Search code examples
bashsedcut

Deleting first n rows and column x from multiple files using Bash script


I am aware that the "deleting n rows" and "deleting column x" questions have both been answered individually before. My current problem is that I'm writing my first bash script, and am having trouble making that script work the way I want it to.

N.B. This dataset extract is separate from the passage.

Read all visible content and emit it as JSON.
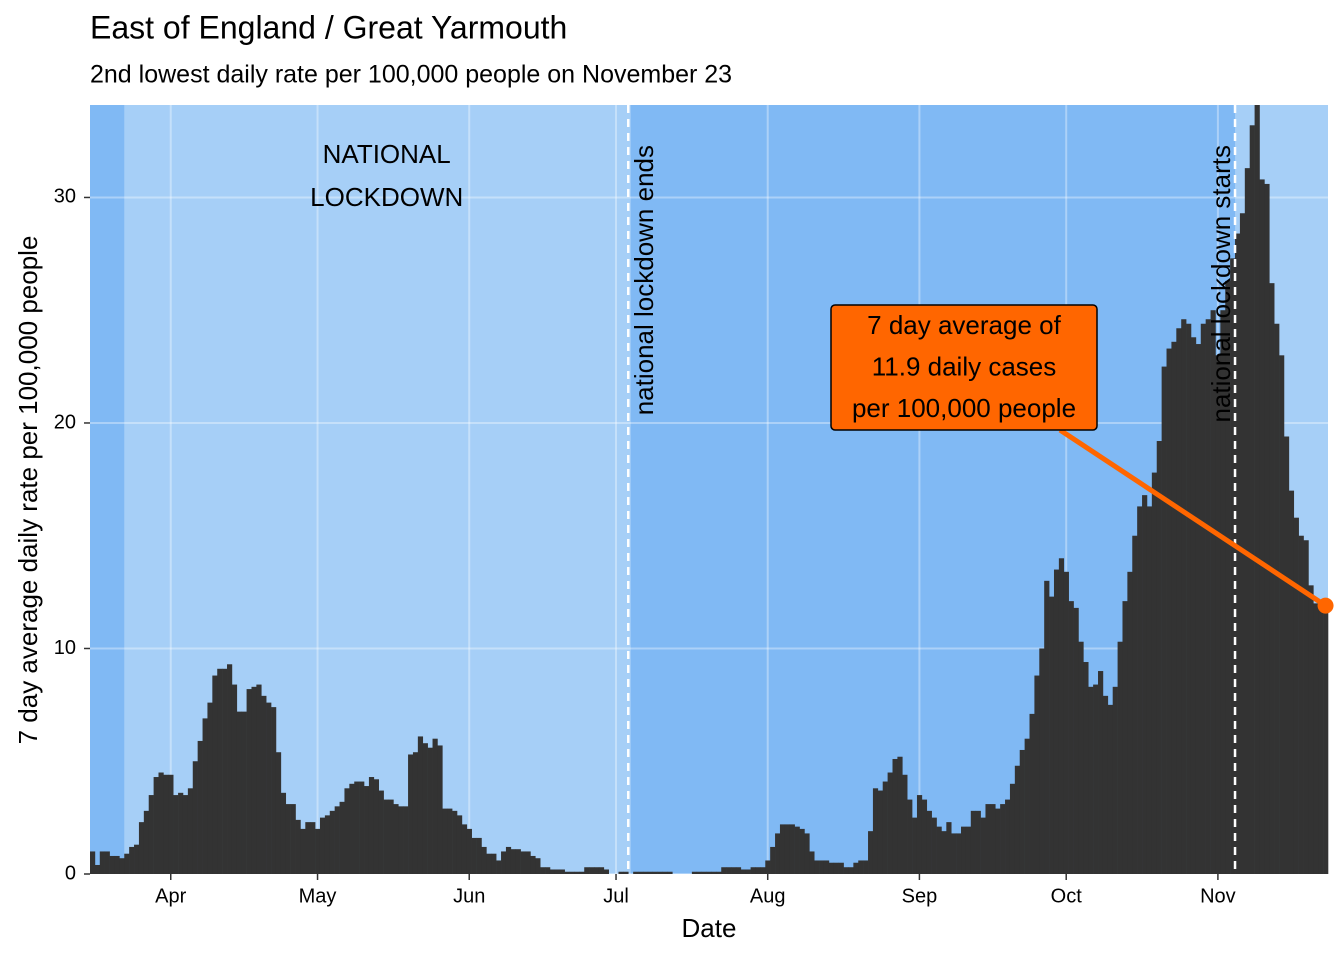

file0001.csv (there are several hundred files like these in one folder)

Data number of lines 540
No.,Profile,Unit
1,1027.84,µm
2,1027.92,µm
3,1028,µm
4,1028.81,µm

Desired output

1,1027.84
2,1027.92
3,1028
4,1028.81

I am able to use sed and cut individually but for some reason the following bash script doesn't take cut into account. It also gives me an error "sed: can't read ls: No such file or directory", yet sed is successful and the output is saved to the original files.

sem2csv.sh

for files in 'ls *.csv'  #list of all .csv files
do
  sed '1,2d' -i $files | cut -f  '1-2' -d  ','
done

Actual output:

1,1027.84,µm
2,1027.92,µm
3,1028,µm
4,1028.81,µm

I know there may be awk one-liners but I would really like to understand why this particular bash script isn't running as intended. What am I missing?


Solution

  • The -i option of sed modifies the file in place. Your pipeline to cut receives no input because sed -i produces no output. Without this option, sed would write the results to standard output, instead of back to the file, and then your pipeline would work; but then you would have to take care of writing the results back to the original file yourself.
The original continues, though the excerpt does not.